In most cases, the simplest solution is to follow these steps:
- Re-extract the SDC files in a new location outside of the
/homeor/rootdirectory tree - Re-create the symbolic link to target the new installation directory.
Alternately, this method can also be used:
- Move the existing SDC installation directory (using the mv command) to a new location outside the
/homeor/rootdirectory trees - Update the SELinux context for the SDC files by running the following command:
restorecon -R -v NEW_PATH(whereNEW_PATHrepresents the new installation directory path).- This is necessary because SELinux does not update the context automatically when the files are moved.
- Re-create the symbolic link to target the new installation directory.
Summary
The Failed at step EXEC / Permission denied error occurs when systemd is unable to read and/or execute the SDC_HOME/bin/streamsets script as the user defined in the unit file.

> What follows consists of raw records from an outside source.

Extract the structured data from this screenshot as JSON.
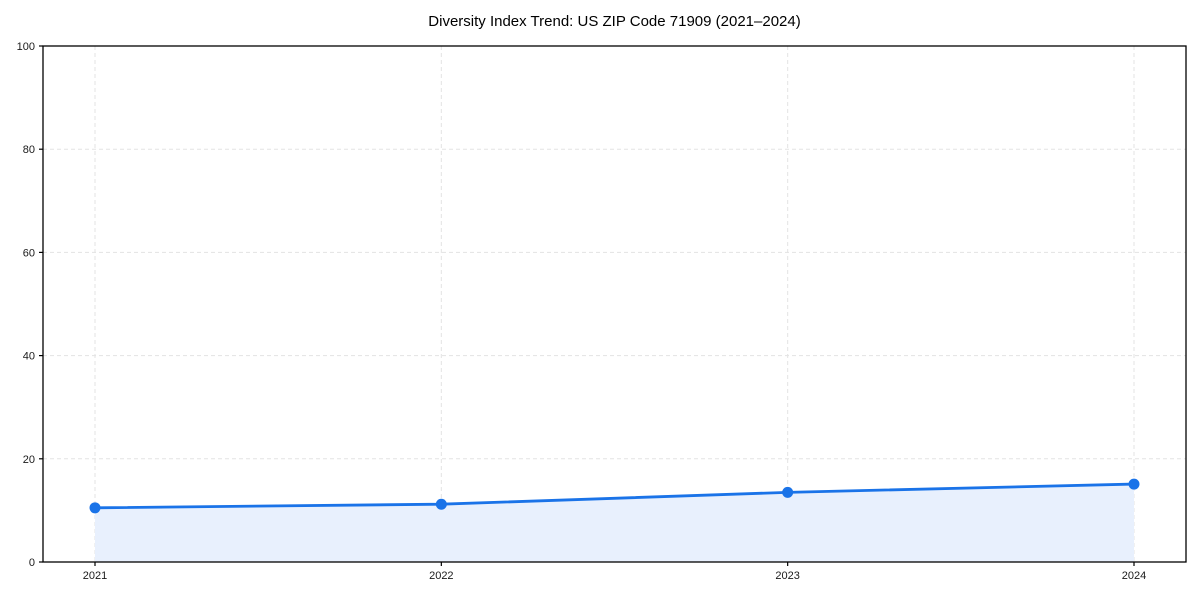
{
  "chart_data": {
    "type": "line",
    "title": "Diversity Index Trend: US ZIP Code 71909 (2021–2024)",
    "series_name": "Diversity Index",
    "x": [
      2021,
      2022,
      2023,
      2024
    ],
    "categories": [
      "2021",
      "2022",
      "2023",
      "2024"
    ],
    "values": [
      10.5,
      11.2,
      13.5,
      15.1
    ],
    "xlabel": "",
    "ylabel": "",
    "ylim": [
      0,
      100
    ],
    "yticks": [
      0,
      20,
      40,
      60,
      80,
      100
    ],
    "ytick_labels": [
      "0",
      "20",
      "40",
      "60",
      "80",
      "100"
    ],
    "grid": true,
    "grid_style": "dashed",
    "legend_position": "none",
    "marker": "circle",
    "area_fill": true,
    "colors": {
      "line": "#1a73e8",
      "marker": "#1a73e8",
      "area": "#e8f0fd",
      "grid": "#e3e3e3",
      "spine": "#000000",
      "tick_label": "#1a1a1a",
      "title": "#000000",
      "background": "#ffffff"
    }
  }
}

This is usually caused by one of two problems:
- The file or directory permissions are incorrect, preventing the user from reading or executing the file.
- On systems where SELinux is enabled, the SELinux context type label is one that disallows execution as a
systemdservice (admin_home_toruser_home_t)
The error can generally be corrected by ensuring that the SDC_HOME and SDC_HOME/bin directories, as well as the SDC_HOME/bin/streamsets file, have the correct permissions, and by ensuring that (on systems where SELinux is enabled) the SDC files do not reside in the /root or /home directory trees, per the methods provided in this document.